Self Discovery Nugget 2: Sit

Now that we have the 7 steps to discovering your true self, let’s continue to dig deeper because I filled you up with so many valuable nuggets.

Nugget 2: Sit alone. Alone? Yes.

Reflect. Acknowledge. Speak.

Self discovery doesn’t happen with your friends, your co workers, your mom or your spouse/significant other. Set time aside to sit with yourself daily for 30 minutes. You are probably asking yourself why or what you’re supposed to do with that time. In that time look at where you’re at in life. Reflect. Acknowledge. Speak. Reflect on how you got to where you are now.
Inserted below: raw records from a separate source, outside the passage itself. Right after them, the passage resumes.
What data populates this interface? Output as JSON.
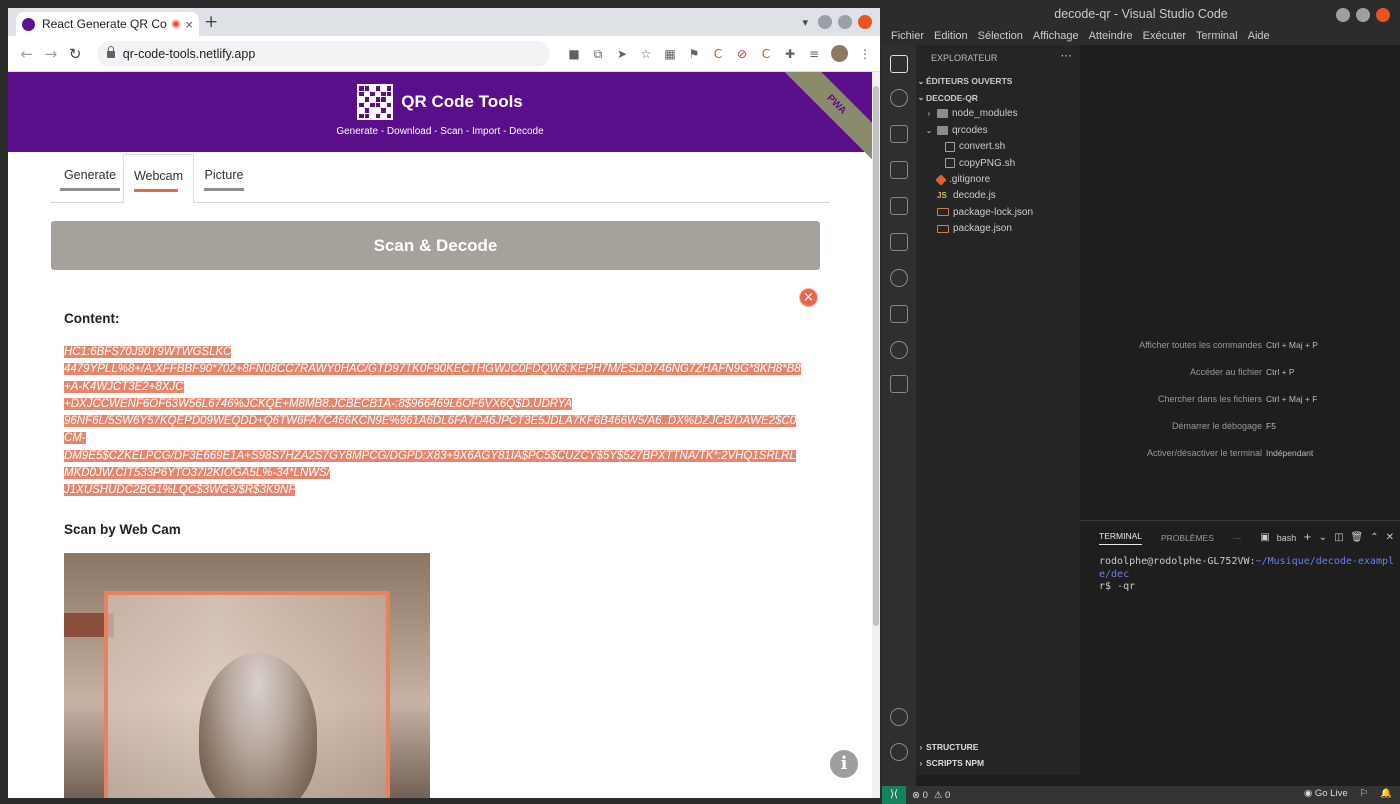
{
  "browser": {
    "tab_title": "React Generate QR Code",
    "tab_close": "×",
    "new_tab": "+",
    "url": "qr-code-tools.netlify.app",
    "nav": {
      "back": "←",
      "forward": "→",
      "reload": "↻"
    },
    "extension_icons": [
      "camera-icon",
      "open-external-icon",
      "send-icon",
      "star-icon",
      "qr-icon",
      "flag-icon",
      "c-extension-icon",
      "block-icon",
      "c-extension-icon",
      "puzzle-icon",
      "playlist-icon"
    ]
  },
  "site": {
    "title": "QR Code Tools",
    "tagline": "Generate - Download - Scan - Import - Decode",
    "pwa_badge": "PWA",
    "tabs": [
      {
        "label": "Generate"
      },
      {
        "label": "Webcam"
      },
      {
        "label": "Picture"
      }
    ],
    "active_tab": "Webcam",
    "scan_button": "Scan & Decode",
    "content_label": "Content:",
    "content_lines": [
      "HC1:6BFS70J90T9WTWGSLKC",
      "4479YPLL%8+/A:XFFBBF90*702+8FN08CC7RAWY0HAC/GTD97TK0F90KECTHGWJC0FDQW3:KEPH7M/ESDD746NG7ZHAFN9G*8KH8*B8",
      "+A-K4WJCT3E2+8XJC",
      "+DXJCCWENF6OF63W56L6746%JCKQE+M8MB8.JCBECB1A-:8$966469L6OF6VX6Q$D.UDRYA",
      "96NF6L/5SW6Y57KQEPD09WEQDD+Q6TW6FA7C466KCN9E%961A6DL6FA7D46JPCT3E5JDLA7KF6B466W5/A6..DX%DZJCB/DAWE2$C0",
      "CM-",
      "DM9E5$CZKELPCG/DF3E669E1A+S98S7HZA2S7GY8MPCG/DGPD:X83+9X6AGY81IA$PC5$CUZCY$5Y$527BPXTTNA/TK*:2VHQ1SRLRL",
      "MKD0JW.CIT533P6YTO37I2KIOGA5L%-34*LNWS/",
      "J1XUSHUDC2BG1%LQC$3WG3/$R$3K9NF"
    ],
    "webcam_label": "Scan by Web Cam",
    "close_glyph": "×",
    "info_glyph": "i"
  },
  "vscode": {
    "window_title": "decode-qr - Visual Studio Code",
    "menu": [
      "Fichier",
      "Edition",
      "Sélection",
      "Affichage",
      "Atteindre",
      "Exécuter",
      "Terminal",
      "Aide"
    ],
    "explorer_title": "EXPLORATEUR",
    "explorer_more": "···",
    "open_editors": "ÉDITEURS OUVERTS",
    "project": "DECODE-QR",
    "tree": [
      {
        "name": "node_modules",
        "kind": "folder"
      },
      {
        "name": "qrcodes",
        "kind": "folder-open"
      },
      {
        "name": "convert.sh",
        "kind": "sh"
      },
      {
        "name": "copyPNG.sh",
        "kind": "sh"
      },
      {
        "name": ".gitignore",
        "kind": "git"
      },
      {
        "name": "decode.js",
        "kind": "js"
      },
      {
        "name": "package-lock.json",
        "kind": "json"
      },
      {
        "name": "package.json",
        "kind": "json"
      }
    ],
    "js_badge": "JS",
    "bottom_sections": [
      "STRUCTURE",
      "SCRIPTS NPM"
    ],
    "shortcuts": [
      {
        "label": "Afficher toutes les commandes",
        "keys": "Ctrl + Maj + P"
      },
      {
        "label": "Accéder au fichier",
        "keys": "Ctrl + P"
      },
      {
        "label": "Chercher dans les fichiers",
        "keys": "Ctrl + Maj + F"
      },
      {
        "label": "Démarrer le débogage",
        "keys": "F5"
      },
      {
        "label": "Activer/désactiver le terminal",
        "keys": "Indépendant"
      }
    ],
    "panel_tabs": [
      "TERMINAL",
      "PROBLÈMES",
      "···"
    ],
    "terminal_shell": "bash",
    "terminal_user": "rodolphe@rodolphe-GL752VW",
    "terminal_sep": ":",
    "terminal_path": "~/Musique/decode-example/dec",
    "terminal_line2": "r$ -qr",
    "status": {
      "errors": "⊗ 0",
      "warnings": "⚠ 0",
      "golive": "Go Live"
    }
  },
  "colors": {
    "site_header": "#5a0e8a",
    "scan_button": "#a7a19c",
    "highlight": "#e5866d",
    "vscode_bg": "#1e1e1e"
  }
}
Acknowledge your successful events and not so successful events. Speak life over yourself.

No matter how many people you have around you, at the end of the day you have to be the one to pick your own self up. No one can be a bigger cheerleader for you than YOU. Why are you here? Seriously. What is your purpose? Who are you? Being a mom, dad, spouse, friend are great and I also want you to really think about these questions. Are you living out your purpose? Are you committed to being a better version of yourself? There is always room for growth.

Failure is an event. It does not define who you are.

Remember, failure does suck but it does not define who you are. Failure is an event. It is not who you are. Failure is something that happens to you and for you. You have worth and you are here reading this. Therefore, you matter. Tell yourself, “this thing failed and I am not a failure”. Sit with it. Own it. And then plan for what your next steps will be.